Integrated RecFaces strategy: not by algorithm alone
The main advantage of NIST biometric benchmarks is the possibility of free and regular participation in global software development contests under the auspices of an independent organization with transparent conditions. This has led to an increase of the FRVT popularity all over the world, so that today being in the rating is prestigious for any organization, including commercial enterprises, scientific and academic centers, and even fintech companies.
Market leaders are trying to provide improved algorithms for testing and update their positions in the ranking as often as possible, thus confirming their leading positions in the industry.
The best algorithms for checking FRVT 1:1 give a false non-matches coefficient (FNMR) about 0.0003 with a false matches coefficient (FMR) of 0.0001 on high-quality visa images. The capabilities of modern leading biometric algorithms have reached such heights that the difference between them is sometimes insignificant.
The high-precision algorithms that are currently used in a number of RecFaces box products are no exception. These algorithms regularly feature on the top of the NIST FRVT ranking in the Visa category and in the Top-70 list of the overall NIST ranking in recent years.
However, the choice of algorithms in the case of RecFaces solutions is only one of many steps in the process of creating a biometric product for solving problems in a particular industry.
Moreover, RecFaces products are not tied to any particular biometric “engine”, as the company’s box products are integrated application solutions, where the accuracy and speed of face recognition is necessarily complemented by RecFaces’ high level of exceptional expertise.
Thus, there is always the possibility of switching to another algorithm, provided that it will show better results and be more convenient for solving applied problems of end users. While the basic advantages of RecFaces products, such as fast installation, deep full-featured integration with equipment, built-in «privacy protection» compliance mechanisms, user friendly interface with flexible settings and others, remain at a consistently high competitive level.
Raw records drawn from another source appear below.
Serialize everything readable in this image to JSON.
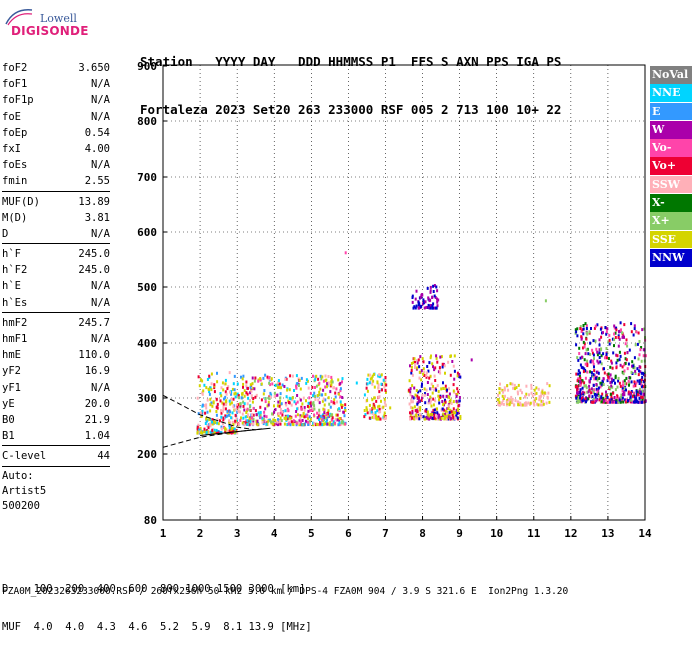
{
  "logo": {
    "line1": "Lowell",
    "line2": "DIGISONDE"
  },
  "header": {
    "line1": "Station   YYYY DAY   DDD HHMMSS P1  FFS S AXN PPS IGA PS",
    "line2": "Fortaleza 2023 Set20 263 233000 RSF 005 2 713 100 10+ 22"
  },
  "params_group1": [
    {
      "label": "foF2",
      "value": "3.650"
    },
    {
      "label": "foF1",
      "value": "N/A"
    },
    {
      "label": "foF1p",
      "value": "N/A"
    },
    {
      "label": "foE",
      "value": "N/A"
    },
    {
      "label": "foEp",
      "value": "0.54"
    },
    {
      "label": "fxI",
      "value": "4.00"
    },
    {
      "label": "foEs",
      "value": "N/A"
    },
    {
      "label": "fmin",
      "value": "2.55"
    }
  ],
  "params_group2": [
    {
      "label": "MUF(D)",
      "value": "13.89"
    },
    {
      "label": "M(D)",
      "value": "3.81"
    },
    {
      "label": "D",
      "value": "N/A"
    }
  ],
  "params_group3": [
    {
      "label": "h`F",
      "value": "245.0"
    },
    {
      "label": "h`F2",
      "value": "245.0"
    },
    {
      "label": "h`E",
      "value": "N/A"
    },
    {
      "label": "h`Es",
      "value": "N/A"
    }
  ],
  "params_group4": [
    {
      "label": "hmF2",
      "value": "245.7"
    },
    {
      "label": "hmF1",
      "value": "N/A"
    },
    {
      "label": "hmE",
      "value": "110.0"
    },
    {
      "label": "yF2",
      "value": "16.9"
    },
    {
      "label": "yF1",
      "value": "N/A"
    },
    {
      "label": "yE",
      "value": "20.0"
    },
    {
      "label": "B0",
      "value": "21.9"
    },
    {
      "label": "B1",
      "value": "1.04"
    }
  ],
  "params_group5": [
    {
      "label": "C-level",
      "value": "44"
    }
  ],
  "autoscale": {
    "line1": "Auto:",
    "line2": "Artist5",
    "line3": "500200"
  },
  "legend": [
    {
      "label": "NoVal",
      "bg": "#808080",
      "fg": "#ffffff"
    },
    {
      "label": "NNE",
      "bg": "#00d4ff",
      "fg": "#ffffff"
    },
    {
      "label": "E",
      "bg": "#3399ff",
      "fg": "#ffffff"
    },
    {
      "label": "W",
      "bg": "#aa00aa",
      "fg": "#ffffff"
    },
    {
      "label": "Vo-",
      "bg": "#ff44aa",
      "fg": "#ffffff"
    },
    {
      "label": "Vo+",
      "bg": "#ee0033",
      "fg": "#ffffff"
    },
    {
      "label": "SSW",
      "bg": "#ffb0b8",
      "fg": "#ffffff"
    },
    {
      "label": "X-",
      "bg": "#007700",
      "fg": "#ffffff"
    },
    {
      "label": "X+",
      "bg": "#88cc66",
      "fg": "#ffffff"
    },
    {
      "label": "SSE",
      "bg": "#d4d400",
      "fg": "#ffffff"
    },
    {
      "label": "NNW",
      "bg": "#0000cc",
      "fg": "#ffffff"
    }
  ],
  "chart_data": {
    "type": "scatter",
    "x_ticks": [
      "1",
      "2",
      "3",
      "4",
      "5",
      "6",
      "7",
      "8",
      "9",
      "10",
      "11",
      "12",
      "13",
      "14"
    ],
    "y_ticks": [
      "80",
      "200",
      "300",
      "400",
      "500",
      "600",
      "700",
      "800",
      "900"
    ],
    "xlim": [
      1,
      14
    ],
    "y_scale": "logarithmic (virtual height, km)",
    "ylim": [
      80,
      900
    ],
    "grid": "dotted",
    "clusters": [
      {
        "x_range": [
          1.9,
          3.0
        ],
        "y_range": [
          240,
          350
        ],
        "colors": [
          "SSE",
          "SSW",
          "Vo+",
          "NNE",
          "E"
        ]
      },
      {
        "x_range": [
          3.0,
          5.9
        ],
        "y_range": [
          255,
          345
        ],
        "colors": [
          "SSE",
          "SSW",
          "Vo+",
          "Vo-",
          "NNE",
          "E",
          "X+",
          "W"
        ]
      },
      {
        "x_range": [
          6.4,
          7.0
        ],
        "y_range": [
          265,
          350
        ],
        "colors": [
          "SSE",
          "SSW",
          "Vo+",
          "NNE"
        ]
      },
      {
        "x_range": [
          7.6,
          9.0
        ],
        "y_range": [
          265,
          380
        ],
        "colors": [
          "SSE",
          "SSW",
          "Vo+",
          "NNW",
          "W"
        ]
      },
      {
        "x_range": [
          7.7,
          8.4
        ],
        "y_range": [
          465,
          510
        ],
        "colors": [
          "NNW",
          "W"
        ]
      },
      {
        "x_range": [
          10.0,
          11.4
        ],
        "y_range": [
          290,
          330
        ],
        "colors": [
          "SSW",
          "SSE"
        ]
      },
      {
        "x_range": [
          12.1,
          14.0
        ],
        "y_range": [
          295,
          440
        ],
        "colors": [
          "NNW",
          "Vo+",
          "X-",
          "X+",
          "W",
          "Vo-"
        ]
      }
    ],
    "curves": [
      {
        "style": "dashed",
        "points": [
          [
            1,
            305
          ],
          [
            2,
            270
          ],
          [
            3,
            248
          ],
          [
            3.5,
            243
          ]
        ]
      },
      {
        "style": "dashed",
        "points": [
          [
            1,
            212
          ],
          [
            2,
            230
          ],
          [
            3,
            240
          ],
          [
            3.7,
            245
          ]
        ]
      },
      {
        "style": "solid",
        "points": [
          [
            2,
            233
          ],
          [
            3,
            240
          ],
          [
            3.9,
            246
          ]
        ]
      }
    ]
  },
  "footer": {
    "line1": "D    100  200  400  600  800 1000 1500 3000 [km]",
    "line2": "MUF  4.0  4.0  4.3  4.6  5.2  5.9  8.1 13.9 [MHz]",
    "line3": "FZA0M_2023263233000.RSF / 260fx256h 50 kHz 5.0 km / DPS-4 FZA0M 904 / 3.9 S 321.6 E  Ion2Png 1.3.20"
  }
}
In addition, in contrast to hard-wired facial recognition software and hardware solutions, RecFaces box products offer flexible seamless integration with access control systems from a variety of partners, including Bosch Security System (BIS), DormaKabaExos, Honeywell Pro-Watch, Kone Access, LenelOnGuard, Schneider Electric EcoStruxure Security Expert, while the list of available integrations is constantly expanding. So, for example, all necessary integration adapters are available free of charge for Id-Gate users on all types of licenses, including demo.
Summing up, it can be noted that today the high rating of the algorithm according to NIST standards is only one of the many criteria for the operation of the RecFaces box application software product, which provides not only high performance and accuracy of face recognition, but also the smooth and trouble-free functioning of the entire identification and/or verification system with access to all the functionality of modern hardware and software technologies.
In other words, the NIST algorithm competition is rather a topic for narrow specialists and technical enthusiasts, which is not a decisive factor in choosing a facial biometrics system with a real application set of necessary functions for solving current and future business problems.
RecFaces box products are proven solutions based on a powerful algorithm from a great team of experts, analysts and developers. These solutions, ready for immediate installation and operation, are designed to improve security, staff management, targeted communication and other specific industry business tasks.
A company interested in the rapid deployment, trouble-free operation and prompt technical support of such system hardly needs a deep dive into biometric technologies and additional costs for programming its own custom product, especially when there are ready-made RecFaces box solutions on the market, where all the nuances have already been thought out and taken into account.